WASHINGTON — Jon Lester won’t soon forget the first Game 1 starting assignment of his big-league career. It was nine years ago in Anaheim, California, and the 24-year-old Red Sox lefty outdueled Angels starter and future teammate John Lackey for seven innings in a 4-1 American League Division Series victory.
But it wasn’t the memory of beating good buddy Lackey that kept bubbling up in Lester’s mind in the days leading up to the Cubs’ National League Division Series matchup against the Nationals. It was the somewhat strange feeling of taking the ball for the opener while veteran Josh Beckett was pushed back into a Game 3 start because of a nagging injury.
‘‘It was kind of like a passing-of-the-torch type of deal,’’ he said.
Yeah, kind of. But not really.
Beckett was only 28, too young to be looking to pass the torch to anybody. Lester, 33 — and loaded to the gills with a $155 million contract — now knows what it’s like to be on the opposite end of this sort of exchange. He took the ball first in the Cubs’ historic run to a World Series title last season. He almost surely would have done it again if not for a muscle in his upper back that could use another day of rest.
Instead, he watched teammate Kyle Hendricks pitch — extraordinarily — in the opener Friday against the Nationals. Not that Lester ever would be anything but happy about that, mind you. But this is the guy who ranks second among active major-leaguers in postseason starts (19) and innings (133‰) and first in strikeouts (117). You’d better believe he was hoping to pitch another Game 1.
‘‘When you get older, it’s harder to match up against the No. 1s,’’ he said. ‘‘It’s nice to kind of take a step back. At the same time, we all have pride. We all want to be that guy.’’
There was some debate heading into Game 1 about who will get the ball in Game 5 if the series goes the distance.
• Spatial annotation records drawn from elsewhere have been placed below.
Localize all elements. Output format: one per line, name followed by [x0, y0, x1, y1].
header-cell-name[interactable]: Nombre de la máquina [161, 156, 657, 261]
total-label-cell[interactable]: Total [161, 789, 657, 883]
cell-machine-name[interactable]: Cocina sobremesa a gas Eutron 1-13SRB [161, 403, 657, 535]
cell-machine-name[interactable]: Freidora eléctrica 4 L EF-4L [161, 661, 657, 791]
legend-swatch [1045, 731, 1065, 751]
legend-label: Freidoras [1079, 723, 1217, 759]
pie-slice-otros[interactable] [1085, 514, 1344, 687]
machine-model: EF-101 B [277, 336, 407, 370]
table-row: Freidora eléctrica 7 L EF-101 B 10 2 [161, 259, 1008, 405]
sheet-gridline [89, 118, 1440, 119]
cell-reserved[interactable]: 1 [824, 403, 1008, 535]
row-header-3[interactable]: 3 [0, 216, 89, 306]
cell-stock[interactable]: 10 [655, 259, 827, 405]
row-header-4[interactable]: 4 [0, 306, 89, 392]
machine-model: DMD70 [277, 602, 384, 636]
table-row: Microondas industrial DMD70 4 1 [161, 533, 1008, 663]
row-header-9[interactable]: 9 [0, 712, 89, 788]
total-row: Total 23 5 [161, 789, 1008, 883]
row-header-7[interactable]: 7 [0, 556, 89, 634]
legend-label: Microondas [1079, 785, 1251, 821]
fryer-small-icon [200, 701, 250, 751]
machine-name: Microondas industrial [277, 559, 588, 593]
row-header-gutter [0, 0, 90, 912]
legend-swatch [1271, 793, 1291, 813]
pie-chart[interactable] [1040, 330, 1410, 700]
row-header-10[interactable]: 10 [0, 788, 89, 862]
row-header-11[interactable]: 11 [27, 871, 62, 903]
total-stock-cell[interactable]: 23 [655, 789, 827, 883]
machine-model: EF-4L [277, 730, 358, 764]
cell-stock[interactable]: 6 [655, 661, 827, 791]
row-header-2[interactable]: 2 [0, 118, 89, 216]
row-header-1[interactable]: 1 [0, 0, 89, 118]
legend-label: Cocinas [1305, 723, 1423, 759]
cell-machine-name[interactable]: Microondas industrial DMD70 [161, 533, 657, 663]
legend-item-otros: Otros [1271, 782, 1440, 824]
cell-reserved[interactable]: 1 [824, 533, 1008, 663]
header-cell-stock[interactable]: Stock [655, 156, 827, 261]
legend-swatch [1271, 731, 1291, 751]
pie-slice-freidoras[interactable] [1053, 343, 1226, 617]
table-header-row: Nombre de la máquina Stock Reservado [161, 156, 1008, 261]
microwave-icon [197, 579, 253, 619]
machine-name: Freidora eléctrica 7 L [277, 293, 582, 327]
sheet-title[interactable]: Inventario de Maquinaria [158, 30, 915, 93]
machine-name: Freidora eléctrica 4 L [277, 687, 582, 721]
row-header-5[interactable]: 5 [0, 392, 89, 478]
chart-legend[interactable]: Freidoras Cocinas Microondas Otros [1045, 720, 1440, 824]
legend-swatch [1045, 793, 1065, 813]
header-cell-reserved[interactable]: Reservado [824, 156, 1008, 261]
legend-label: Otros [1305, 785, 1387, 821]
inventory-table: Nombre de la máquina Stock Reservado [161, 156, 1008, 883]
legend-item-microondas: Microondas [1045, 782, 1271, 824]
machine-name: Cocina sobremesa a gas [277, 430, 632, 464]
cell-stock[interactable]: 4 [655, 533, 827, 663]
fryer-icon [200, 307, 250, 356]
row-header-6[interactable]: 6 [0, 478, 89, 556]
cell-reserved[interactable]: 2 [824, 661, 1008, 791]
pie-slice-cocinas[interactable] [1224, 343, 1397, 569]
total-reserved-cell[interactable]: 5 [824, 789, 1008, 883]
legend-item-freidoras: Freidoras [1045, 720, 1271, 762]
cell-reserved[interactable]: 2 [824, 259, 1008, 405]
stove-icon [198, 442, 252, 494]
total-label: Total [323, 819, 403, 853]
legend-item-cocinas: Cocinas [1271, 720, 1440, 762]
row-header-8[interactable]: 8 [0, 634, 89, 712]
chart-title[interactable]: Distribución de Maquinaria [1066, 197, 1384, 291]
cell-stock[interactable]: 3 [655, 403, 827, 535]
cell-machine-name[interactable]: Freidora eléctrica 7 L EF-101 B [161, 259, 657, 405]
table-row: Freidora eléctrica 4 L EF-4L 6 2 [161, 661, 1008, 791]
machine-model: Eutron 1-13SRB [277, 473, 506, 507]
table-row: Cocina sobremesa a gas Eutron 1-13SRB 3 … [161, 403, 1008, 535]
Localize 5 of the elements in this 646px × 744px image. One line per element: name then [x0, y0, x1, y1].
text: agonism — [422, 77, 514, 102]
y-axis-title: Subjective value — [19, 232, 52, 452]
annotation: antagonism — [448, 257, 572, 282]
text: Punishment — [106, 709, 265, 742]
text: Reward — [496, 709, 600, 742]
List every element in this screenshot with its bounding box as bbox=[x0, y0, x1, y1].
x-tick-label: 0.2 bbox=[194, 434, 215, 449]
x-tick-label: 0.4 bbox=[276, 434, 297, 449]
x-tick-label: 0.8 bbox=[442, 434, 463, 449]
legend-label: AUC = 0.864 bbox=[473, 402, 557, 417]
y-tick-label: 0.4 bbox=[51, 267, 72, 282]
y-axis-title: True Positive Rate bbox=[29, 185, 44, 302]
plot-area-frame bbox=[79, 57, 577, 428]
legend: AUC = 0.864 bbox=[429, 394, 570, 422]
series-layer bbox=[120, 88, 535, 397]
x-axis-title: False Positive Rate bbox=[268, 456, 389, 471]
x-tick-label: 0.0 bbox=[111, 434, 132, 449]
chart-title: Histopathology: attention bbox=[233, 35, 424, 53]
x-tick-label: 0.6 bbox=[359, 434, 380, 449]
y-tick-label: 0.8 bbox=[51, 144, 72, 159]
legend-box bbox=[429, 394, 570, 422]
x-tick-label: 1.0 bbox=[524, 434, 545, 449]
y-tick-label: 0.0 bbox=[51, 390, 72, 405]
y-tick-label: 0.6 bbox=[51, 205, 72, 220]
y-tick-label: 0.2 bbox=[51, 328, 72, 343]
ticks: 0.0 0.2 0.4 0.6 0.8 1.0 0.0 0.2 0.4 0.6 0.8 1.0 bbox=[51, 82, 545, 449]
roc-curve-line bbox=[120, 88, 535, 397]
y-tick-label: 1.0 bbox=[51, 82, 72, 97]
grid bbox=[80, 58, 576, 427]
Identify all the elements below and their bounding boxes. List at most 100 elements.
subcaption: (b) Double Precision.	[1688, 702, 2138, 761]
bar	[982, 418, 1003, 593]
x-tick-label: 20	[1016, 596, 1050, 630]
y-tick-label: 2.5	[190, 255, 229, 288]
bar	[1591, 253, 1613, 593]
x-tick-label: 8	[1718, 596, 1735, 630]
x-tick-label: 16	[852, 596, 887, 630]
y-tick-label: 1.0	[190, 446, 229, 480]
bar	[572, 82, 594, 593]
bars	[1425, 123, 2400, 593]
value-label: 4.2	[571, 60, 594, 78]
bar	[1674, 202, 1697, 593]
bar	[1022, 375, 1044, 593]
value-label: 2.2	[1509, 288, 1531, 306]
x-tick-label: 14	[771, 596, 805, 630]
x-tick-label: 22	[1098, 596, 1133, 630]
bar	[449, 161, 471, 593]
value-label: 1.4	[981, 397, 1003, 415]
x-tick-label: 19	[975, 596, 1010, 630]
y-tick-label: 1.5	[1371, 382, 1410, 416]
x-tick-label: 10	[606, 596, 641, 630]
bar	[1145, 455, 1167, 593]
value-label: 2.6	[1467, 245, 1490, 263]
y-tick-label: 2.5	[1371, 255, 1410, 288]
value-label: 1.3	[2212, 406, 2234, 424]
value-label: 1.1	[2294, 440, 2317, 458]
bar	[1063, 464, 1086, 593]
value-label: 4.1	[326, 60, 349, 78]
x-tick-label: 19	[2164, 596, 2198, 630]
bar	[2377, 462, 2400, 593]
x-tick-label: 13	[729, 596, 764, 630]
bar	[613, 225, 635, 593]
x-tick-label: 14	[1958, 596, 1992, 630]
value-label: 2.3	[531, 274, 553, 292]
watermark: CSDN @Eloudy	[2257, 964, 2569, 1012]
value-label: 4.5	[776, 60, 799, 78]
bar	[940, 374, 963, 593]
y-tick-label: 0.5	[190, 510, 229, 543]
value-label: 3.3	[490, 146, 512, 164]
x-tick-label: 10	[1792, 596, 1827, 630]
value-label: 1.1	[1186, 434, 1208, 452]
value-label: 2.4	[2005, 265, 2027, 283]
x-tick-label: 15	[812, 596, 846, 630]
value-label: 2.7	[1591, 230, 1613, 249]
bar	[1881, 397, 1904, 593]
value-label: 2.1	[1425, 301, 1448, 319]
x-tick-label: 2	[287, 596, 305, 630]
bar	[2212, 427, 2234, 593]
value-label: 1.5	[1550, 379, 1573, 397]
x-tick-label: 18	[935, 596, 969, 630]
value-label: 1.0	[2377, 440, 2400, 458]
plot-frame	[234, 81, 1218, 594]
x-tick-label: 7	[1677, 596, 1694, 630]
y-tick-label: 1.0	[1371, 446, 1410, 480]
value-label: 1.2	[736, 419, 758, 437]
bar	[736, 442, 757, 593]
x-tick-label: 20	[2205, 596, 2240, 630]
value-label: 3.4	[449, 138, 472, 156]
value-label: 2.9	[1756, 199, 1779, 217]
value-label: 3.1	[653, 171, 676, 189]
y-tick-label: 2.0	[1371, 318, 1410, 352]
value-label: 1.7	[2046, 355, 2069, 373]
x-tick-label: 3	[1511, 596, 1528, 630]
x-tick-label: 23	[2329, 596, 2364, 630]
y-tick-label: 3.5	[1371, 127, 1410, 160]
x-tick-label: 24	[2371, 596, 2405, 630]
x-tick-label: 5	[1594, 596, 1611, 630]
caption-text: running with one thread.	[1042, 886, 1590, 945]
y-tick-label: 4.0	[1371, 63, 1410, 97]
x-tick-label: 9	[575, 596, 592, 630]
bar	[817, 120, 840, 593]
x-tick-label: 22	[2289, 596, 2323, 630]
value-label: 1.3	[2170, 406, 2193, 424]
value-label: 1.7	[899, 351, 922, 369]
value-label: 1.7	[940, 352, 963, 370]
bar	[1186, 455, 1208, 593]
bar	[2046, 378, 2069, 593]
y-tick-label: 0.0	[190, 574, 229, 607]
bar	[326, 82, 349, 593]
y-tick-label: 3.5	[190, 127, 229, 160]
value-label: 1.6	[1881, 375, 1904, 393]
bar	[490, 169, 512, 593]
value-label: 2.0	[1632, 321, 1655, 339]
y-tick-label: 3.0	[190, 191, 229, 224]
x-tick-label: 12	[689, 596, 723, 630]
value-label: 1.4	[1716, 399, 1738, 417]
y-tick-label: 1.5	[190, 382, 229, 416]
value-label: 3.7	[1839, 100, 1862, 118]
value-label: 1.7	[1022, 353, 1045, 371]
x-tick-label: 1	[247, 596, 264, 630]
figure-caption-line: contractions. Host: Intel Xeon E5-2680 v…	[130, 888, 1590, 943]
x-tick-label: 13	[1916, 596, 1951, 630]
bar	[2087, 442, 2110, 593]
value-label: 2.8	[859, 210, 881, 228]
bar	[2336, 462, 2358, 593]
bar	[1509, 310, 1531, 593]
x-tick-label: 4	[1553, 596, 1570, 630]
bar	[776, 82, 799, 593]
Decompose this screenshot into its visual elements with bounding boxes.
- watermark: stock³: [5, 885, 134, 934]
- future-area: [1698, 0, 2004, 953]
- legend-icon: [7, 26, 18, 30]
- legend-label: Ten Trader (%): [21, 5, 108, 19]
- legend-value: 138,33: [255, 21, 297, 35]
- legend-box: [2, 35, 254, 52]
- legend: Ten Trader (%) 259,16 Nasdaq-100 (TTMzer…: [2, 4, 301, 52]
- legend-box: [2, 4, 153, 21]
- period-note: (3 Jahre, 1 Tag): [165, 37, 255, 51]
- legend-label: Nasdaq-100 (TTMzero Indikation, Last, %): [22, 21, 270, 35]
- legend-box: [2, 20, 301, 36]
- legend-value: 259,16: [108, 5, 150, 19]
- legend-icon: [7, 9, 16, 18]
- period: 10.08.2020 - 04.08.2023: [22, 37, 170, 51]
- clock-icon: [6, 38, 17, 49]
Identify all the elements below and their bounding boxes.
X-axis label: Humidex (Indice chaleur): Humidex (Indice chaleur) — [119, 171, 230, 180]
Would it be Hendricks again or Game 2 starter Lester on full rest? That debate certainly ought to be moot now after Hendricks’ masterful seven scoreless innings.
‘‘I just look at it as Game 2,’’ Lester said. ‘‘Focus on that, and then whatever happens down the road, you figure it out. . . . I’m not worried about the unknown.’’
Hendricks flummoxed the Nationals’ loaded lineup. What are the odds a Cubs starter can pull that off two nights in a row? Lester will call on his deep well of experience and take his best shot.
‘‘Eliminating damage is a huge thing against this lineup,’’ he said. ‘‘We all know, obviously, they can hit the ball out of the ballpark at a high rate. So keep them on the ground and give our team a chance to field them and throw them out. It sounds simple, but it’s a tough lineup.’’
No doubt, Nationals Park will be rocking Saturday. Just like it was last fall at Dodger Stadium in Los Angeles and at Progressive Field in Cleveland, right?
‘‘You’ve got different atmospheres,’’ Lester said. ‘‘Stadiums are packed. They are loud. It’s fun. Once you step on that rubber, it’s still 60 feet, 6 inches and you still have to execute a pitch. And you still have to have good at-bats and catch the ball and throw it and run and do all that stuff.’’
Spoken like a guy who has been there before. And speaking of that, know which active pitcher ranks ahead of Lester on the lists of postseason starts and innings? It’s Lackey, ace Cubs reliever (and owner of two career relief appearances).
Sometimes roles change. The good ones can roll with it.